Ein Anhänger von Kneipp war Adolf Just (1859–1936). Er beschäftigte sich theoretisch und praktisch intensiv mit dem Einsatz von Lehm und suchte nach einer Erde, die sich auch für die innerliche Anwendung eignete. Am Ende fand er tatsächlich passende Lößvorkommen. Diesen Löß ließ er sehr fein vermahlen, in Öfen bis auf 130 Grad erhitzen und dadurch keimfrei machen. Der Begriff »Heilerde« stammt von Just. Dieser Begriff darf, das sei hier wiederholt, nur für äußerlich plus innerlich anwendbare Erde genutzt werden. Seine »Luvos-Heilerde« ist die einzige Erde, die in Deutschland eine Arzneizulassung besitzt. Man erhält sie in jeder Apotheke und Drogerie, ebenfalls im Reformhaus. Just sagte, diese Erde sei »das beste Heilmittel der Natur«.
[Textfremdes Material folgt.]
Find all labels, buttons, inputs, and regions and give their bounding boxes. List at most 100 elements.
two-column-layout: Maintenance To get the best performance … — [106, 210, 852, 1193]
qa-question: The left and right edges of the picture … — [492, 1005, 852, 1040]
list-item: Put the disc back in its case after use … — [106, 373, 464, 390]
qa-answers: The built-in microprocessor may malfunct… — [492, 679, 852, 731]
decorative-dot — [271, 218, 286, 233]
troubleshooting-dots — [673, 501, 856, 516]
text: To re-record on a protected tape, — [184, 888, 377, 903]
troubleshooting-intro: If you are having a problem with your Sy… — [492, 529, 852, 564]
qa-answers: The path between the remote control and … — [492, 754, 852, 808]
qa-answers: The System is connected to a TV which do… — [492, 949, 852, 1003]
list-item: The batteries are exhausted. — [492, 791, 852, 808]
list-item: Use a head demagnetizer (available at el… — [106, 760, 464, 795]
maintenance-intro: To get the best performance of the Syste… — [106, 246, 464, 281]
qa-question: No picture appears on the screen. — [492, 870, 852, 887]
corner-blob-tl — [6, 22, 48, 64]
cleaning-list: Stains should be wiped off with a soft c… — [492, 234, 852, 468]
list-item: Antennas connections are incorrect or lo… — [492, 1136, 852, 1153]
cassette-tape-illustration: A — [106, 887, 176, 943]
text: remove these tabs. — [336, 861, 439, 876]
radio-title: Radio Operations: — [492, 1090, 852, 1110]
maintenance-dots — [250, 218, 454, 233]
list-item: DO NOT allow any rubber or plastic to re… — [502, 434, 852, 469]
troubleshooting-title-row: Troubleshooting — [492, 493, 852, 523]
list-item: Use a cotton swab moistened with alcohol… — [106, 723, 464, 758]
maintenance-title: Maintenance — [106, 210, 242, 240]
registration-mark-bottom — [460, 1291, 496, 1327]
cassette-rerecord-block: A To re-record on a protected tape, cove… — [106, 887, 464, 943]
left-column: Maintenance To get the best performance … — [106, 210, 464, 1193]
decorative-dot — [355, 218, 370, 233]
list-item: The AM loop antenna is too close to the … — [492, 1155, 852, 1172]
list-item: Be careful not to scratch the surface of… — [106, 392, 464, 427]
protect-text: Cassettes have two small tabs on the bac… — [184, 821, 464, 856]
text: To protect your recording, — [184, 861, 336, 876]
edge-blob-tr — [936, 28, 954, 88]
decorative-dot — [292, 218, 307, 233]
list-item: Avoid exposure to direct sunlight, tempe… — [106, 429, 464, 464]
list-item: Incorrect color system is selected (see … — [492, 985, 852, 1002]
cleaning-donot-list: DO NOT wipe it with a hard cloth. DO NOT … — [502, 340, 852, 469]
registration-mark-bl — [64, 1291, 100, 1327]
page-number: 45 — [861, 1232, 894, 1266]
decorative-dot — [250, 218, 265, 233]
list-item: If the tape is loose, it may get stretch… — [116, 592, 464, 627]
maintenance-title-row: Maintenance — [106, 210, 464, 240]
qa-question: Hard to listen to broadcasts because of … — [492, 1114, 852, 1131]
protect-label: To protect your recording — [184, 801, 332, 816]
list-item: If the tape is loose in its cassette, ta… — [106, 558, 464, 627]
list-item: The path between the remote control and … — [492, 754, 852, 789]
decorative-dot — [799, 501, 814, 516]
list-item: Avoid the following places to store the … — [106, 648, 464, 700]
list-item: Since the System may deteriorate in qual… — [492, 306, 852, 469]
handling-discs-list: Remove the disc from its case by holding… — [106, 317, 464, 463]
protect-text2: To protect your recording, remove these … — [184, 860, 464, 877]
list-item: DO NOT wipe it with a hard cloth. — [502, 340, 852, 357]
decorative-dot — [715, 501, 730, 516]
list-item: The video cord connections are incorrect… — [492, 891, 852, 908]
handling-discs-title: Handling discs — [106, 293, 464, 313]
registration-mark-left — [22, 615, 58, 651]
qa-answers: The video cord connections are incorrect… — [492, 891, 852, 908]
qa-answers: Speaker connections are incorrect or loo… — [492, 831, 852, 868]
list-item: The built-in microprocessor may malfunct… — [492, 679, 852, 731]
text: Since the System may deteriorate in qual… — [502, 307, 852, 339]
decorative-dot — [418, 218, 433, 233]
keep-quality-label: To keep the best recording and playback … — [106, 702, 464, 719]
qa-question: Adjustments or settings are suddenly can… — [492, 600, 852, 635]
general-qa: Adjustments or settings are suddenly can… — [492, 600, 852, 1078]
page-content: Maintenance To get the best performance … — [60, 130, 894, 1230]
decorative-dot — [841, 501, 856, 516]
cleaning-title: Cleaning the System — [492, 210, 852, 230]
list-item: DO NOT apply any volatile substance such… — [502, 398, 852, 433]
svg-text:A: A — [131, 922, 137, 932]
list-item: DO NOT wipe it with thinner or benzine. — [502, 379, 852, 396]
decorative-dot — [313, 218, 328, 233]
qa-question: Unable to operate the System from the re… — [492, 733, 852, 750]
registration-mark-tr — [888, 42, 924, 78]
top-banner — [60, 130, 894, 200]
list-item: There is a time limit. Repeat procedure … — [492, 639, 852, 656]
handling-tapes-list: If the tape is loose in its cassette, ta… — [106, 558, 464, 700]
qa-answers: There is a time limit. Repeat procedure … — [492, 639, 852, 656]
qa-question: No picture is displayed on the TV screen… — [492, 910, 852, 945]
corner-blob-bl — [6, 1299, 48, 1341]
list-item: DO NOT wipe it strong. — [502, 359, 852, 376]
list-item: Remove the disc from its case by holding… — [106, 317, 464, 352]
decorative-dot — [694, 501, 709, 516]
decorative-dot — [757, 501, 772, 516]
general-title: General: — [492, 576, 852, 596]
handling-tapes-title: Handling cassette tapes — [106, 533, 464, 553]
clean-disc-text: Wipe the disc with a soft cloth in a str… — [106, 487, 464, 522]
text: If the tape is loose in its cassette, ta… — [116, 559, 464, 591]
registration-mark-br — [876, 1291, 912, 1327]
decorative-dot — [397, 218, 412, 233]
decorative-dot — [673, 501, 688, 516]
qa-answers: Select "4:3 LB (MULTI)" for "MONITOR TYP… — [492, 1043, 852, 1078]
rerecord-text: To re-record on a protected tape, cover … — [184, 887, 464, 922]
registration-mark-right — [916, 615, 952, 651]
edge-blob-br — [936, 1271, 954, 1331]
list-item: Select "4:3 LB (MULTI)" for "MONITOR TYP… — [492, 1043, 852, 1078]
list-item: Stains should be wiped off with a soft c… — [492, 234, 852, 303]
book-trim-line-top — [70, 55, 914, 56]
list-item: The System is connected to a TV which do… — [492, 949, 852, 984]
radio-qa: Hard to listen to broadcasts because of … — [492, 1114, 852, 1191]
Keine Arzneizulassung haben die grünen Erden vulkanischen Ursprungs, die vor allem aus Frankreich stammen und dort bis heute sehr populär sind. Zwar erhitzt man diese Erden nicht in Öfen, aber man pasteurisiert sie bei über 90 Grad und trocknet sie im intensiven Sonnenschein, zum Beispiel in der Provence. Sie gelten als Nahrungsergänzungsmittel und werden entsprechend vertrieben. Auch sie sind sehr empfehlenswert.
Nur in der Apotheke erhältlich ist ein außerordentlich effektives Darmtherapeutikum mit dem Namen »Colina«. Bei schwerem Durchfall, den auch die Einnahme von Heilerde und medizinischer Kohle nicht zu stoppen vermag, zeitigt diese Zubereitung erstaunlich schnelle und nachhaltige Erfolge.